Atlanta’s Pallas will release their self-titled debut album this Friday, May 26th via Drop Medium Records (Datenight, Pucker Up, Flower Girl), but the band are streaming the record in full with Clrvynt magazine (stream it below). The young Atlanta post-punk quartet have created a unique and challenging mini-album that shows the band’s strength in manipulated repetition, art-rock expanse, and abrasive rhythmic shifts.
Clrvynt shared:
“Post-punk doesn’t always have to be gloomy and joyless. It’s often full of life, featuring a vast array of emotions. That seems to be the M.O. for Pallas, a new four-piece art-rock band out of Atlanta … what you’ll notice immediately is how off-the-wall instrumentation results in something genuinely fresh (see the palpitating guitar in “Render (Location 13)”). Singer Danielle Brutto contorts her voice, alternating between haunting, beautiful and strange often in the same song. There’s multiple levels to what the band can do, be it odd and experimental à la “Itchy Feet (Location 12)” or music more aligned with Sonic Youth-style alt-rock on “Down.” That said, everything they attempt, they nail.”
Photo by Ashby Blackburn
“A whirlwind of noise and colour … Led by Danielle Brutto’s vociferous lead vocal, that rattles around the inside of a track that feels destined to collapse in on itself at any given the moment, “Render” offers a thrilling taste of the band’s spiky, spunky brand of post-punk” – GoldFlakePaint
“a bone-rattling dance of jittery rhythms, balanced out by thickly reverberating arpeggios whose thick-laden reverb breathe soothing life into an otherwise cold medium. It’s tweaky and unsettling, and then it’s not, the sense of calm all the more noticeable in the immediate absence of chaos, like the most graceful recovery after having fallen down the stairs.” – Impose Magazine
“the band has focused on honing their ecstatic art rock in live settings. The four-piece is an example of balance and collaboration, a sparkling mix best exemplified by Valentina Tapia’s expressive bass lines and Danielle Brutto’s powerful vocals.” – Immersive Atlanta
More about the band:
In the revival of post-punk that has swept the underground for the past few years, it often seems that many artists tend to lean towards a certain sort of style within that realm. It seems easy for musicians to lose touch with what it is they actually want to express, instead opting for the vibe that was found in some many of the acts of the 70’s and 80’s. That being said, it is very exciting when a new band emerges that doesn’t seem too concerned with these sort of aesthetics, but rather draws comparisons out of essence rather than requirement. Pallas, a new four piece group from Atlanta, GA, plays music that sprawls out of the same scene that brought us bands like Warehouse and Red Sea. Their strange arrangements are complex yet rely on repetition, touching base with each member’s own artistic understandings of rhythm, noise, atmosphere – and how all of these things correlate together to bring a concrete sound unique and not easily comparable to one genre or band.

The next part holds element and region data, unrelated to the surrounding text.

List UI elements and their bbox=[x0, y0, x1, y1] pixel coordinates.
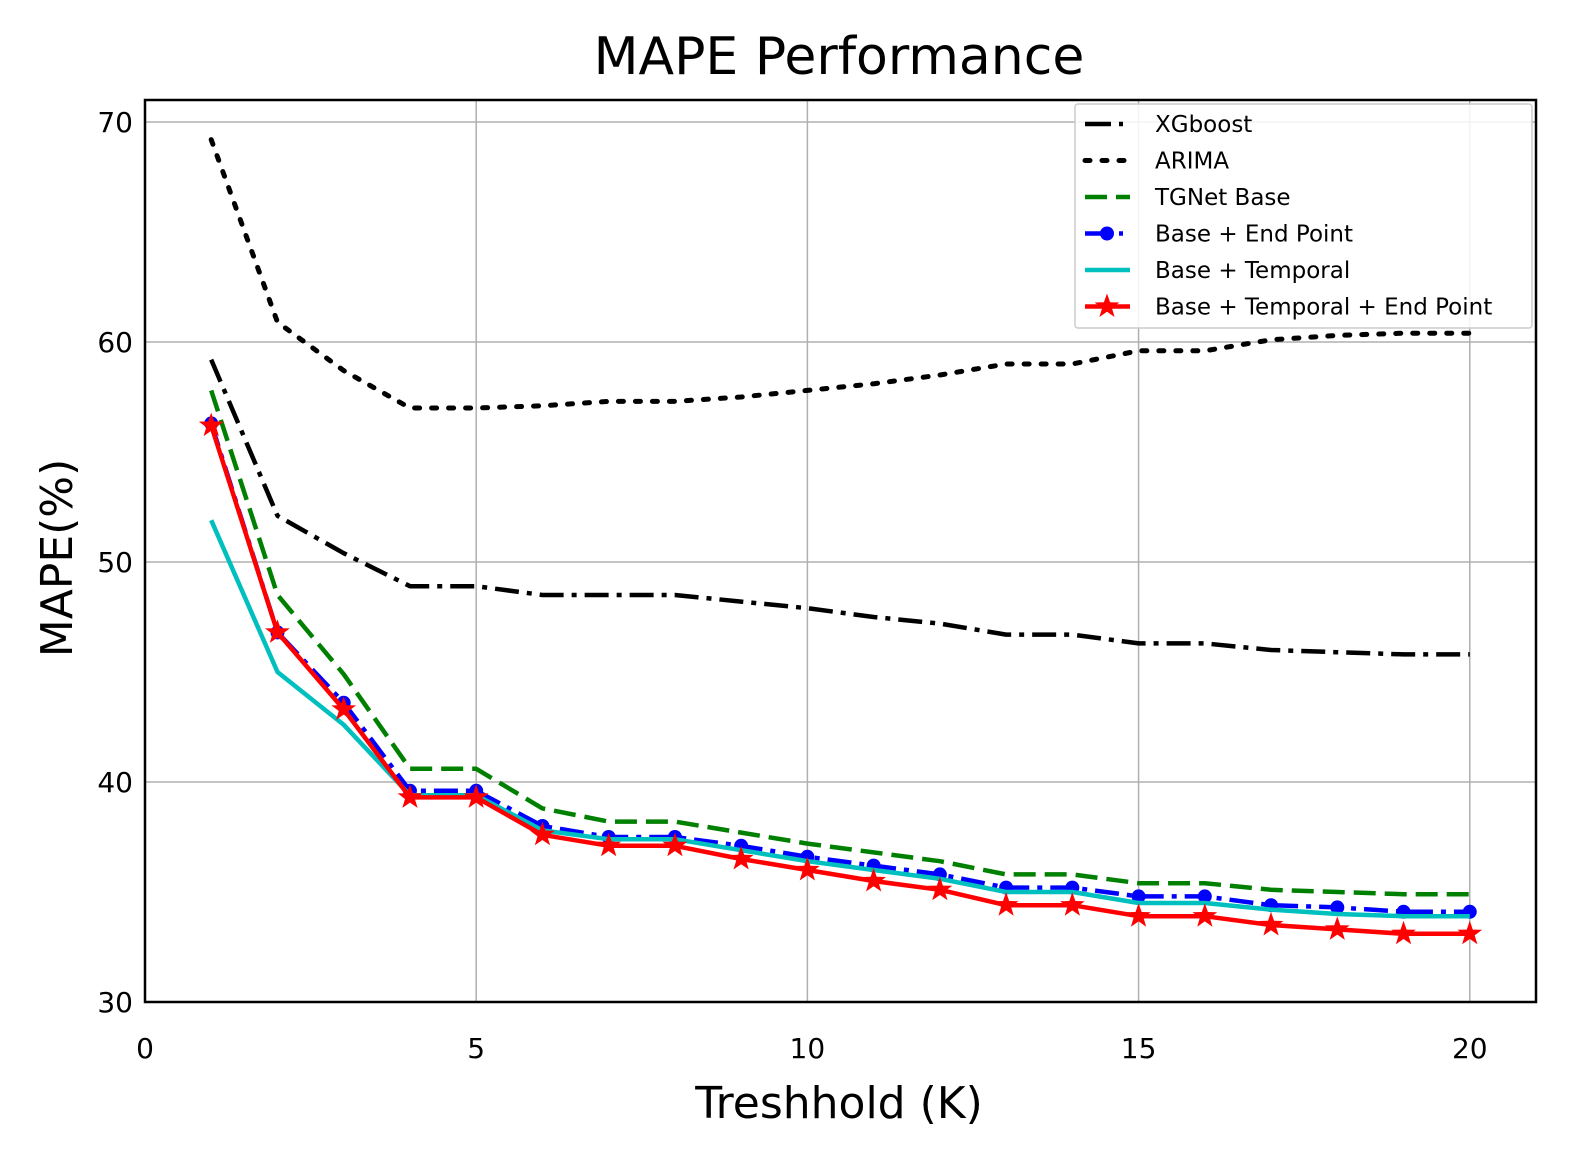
legend-item: TGNet Base bbox=[1085, 185, 1291, 211]
series-2 bbox=[209, 389, 1470, 897]
data-point bbox=[198, 412, 224, 437]
y-tick-label: 40 bbox=[97, 766, 133, 799]
axis-ticks: 0 5 10 15 20 30 40 50 60 70 bbox=[97, 106, 1487, 1065]
series-line bbox=[209, 422, 1470, 915]
series-5 bbox=[198, 412, 1483, 945]
legend-box bbox=[1074, 103, 1533, 329]
data-point bbox=[927, 876, 953, 901]
data-point bbox=[1131, 889, 1146, 904]
series-line bbox=[209, 389, 1470, 897]
legend: XGboost ARIMA TGNet Base Base + End Point Ba… bbox=[1074, 103, 1533, 329]
data-point bbox=[728, 846, 754, 870]
series-3 bbox=[204, 416, 1477, 919]
x-axis-label: Treshhold (K) bbox=[694, 1078, 983, 1129]
data-point bbox=[861, 868, 886, 892]
plot-series bbox=[198, 137, 1483, 945]
chart-title: MAPE Performance bbox=[594, 27, 1085, 87]
y-tick-label: 70 bbox=[97, 106, 133, 139]
legend-label: Base + Temporal + End Point bbox=[1155, 295, 1492, 321]
x-tick-label: 15 bbox=[1121, 1032, 1157, 1065]
data-point bbox=[463, 784, 489, 808]
series-line bbox=[209, 519, 1470, 919]
data-point bbox=[1197, 889, 1212, 904]
series-line bbox=[209, 424, 1470, 937]
data-point bbox=[1457, 920, 1483, 945]
data-point bbox=[1060, 892, 1085, 916]
series-line bbox=[209, 358, 1470, 657]
series-1 bbox=[208, 137, 1473, 411]
y-tick-label: 30 bbox=[97, 986, 133, 1019]
data-point bbox=[795, 857, 820, 881]
legend-item: XGboost bbox=[1085, 112, 1252, 138]
data-point bbox=[1126, 903, 1151, 927]
data-point bbox=[1192, 903, 1218, 927]
data-point bbox=[331, 696, 357, 720]
data-point bbox=[1330, 900, 1345, 915]
x-tick-label: 20 bbox=[1452, 1032, 1488, 1065]
data-point bbox=[993, 892, 1019, 916]
series-line bbox=[208, 137, 1473, 411]
x-tick-label: 5 bbox=[467, 1032, 485, 1065]
data-point bbox=[1324, 916, 1350, 940]
data-point bbox=[1391, 920, 1416, 945]
legend-label: XGboost bbox=[1155, 112, 1252, 138]
x-tick-label: 10 bbox=[790, 1032, 826, 1065]
legend-item: Base + Temporal bbox=[1085, 258, 1350, 284]
legend-label: Base + Temporal bbox=[1155, 258, 1350, 284]
series-4 bbox=[209, 519, 1470, 919]
data-point bbox=[1258, 912, 1284, 936]
y-axis-label: MAPE(%) bbox=[32, 459, 83, 658]
legend-label: TGNet Base bbox=[1154, 185, 1291, 211]
legend-label: ARIMA bbox=[1155, 149, 1229, 175]
data-point bbox=[596, 832, 621, 857]
y-tick-label: 50 bbox=[97, 546, 133, 579]
series-0 bbox=[209, 358, 1470, 657]
legend-item: ARIMA bbox=[1082, 149, 1229, 175]
legend-item: Base + Temporal + End Point bbox=[1085, 293, 1492, 321]
y-tick-label: 60 bbox=[97, 326, 133, 359]
legend-marker bbox=[1094, 293, 1120, 317]
x-tick-label: 0 bbox=[136, 1032, 154, 1065]
plot-frame bbox=[143, 98, 1538, 1004]
data-point bbox=[265, 619, 290, 643]
legend-marker bbox=[1100, 226, 1114, 241]
data-point bbox=[530, 821, 555, 846]
data-point bbox=[662, 832, 688, 857]
data-point bbox=[397, 784, 423, 808]
legend-item: Base + End Point bbox=[1085, 222, 1353, 248]
legend-label: Base + End Point bbox=[1155, 222, 1353, 248]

Singer Danielle Brutto, a trained painter having studied at The New School in NYC has the fortunate ability to fashion her unique, ghostly voice into swells and swerves that serve as abstract melodies upon guitarist Zane Durfree’s noisy burts, while bassist Valetina Tapia’s no-wave grooves guide each piece through prodigious 19 year-old drummer Decker D’alesio’s percussive fits and convulsions, landing on grooves and repetitions only out of luck rather than deliberation. All together their short, two minute songs have an open, cold atmosphere so often associated with post-punk, while the music itself is lively, exciting, and interesting.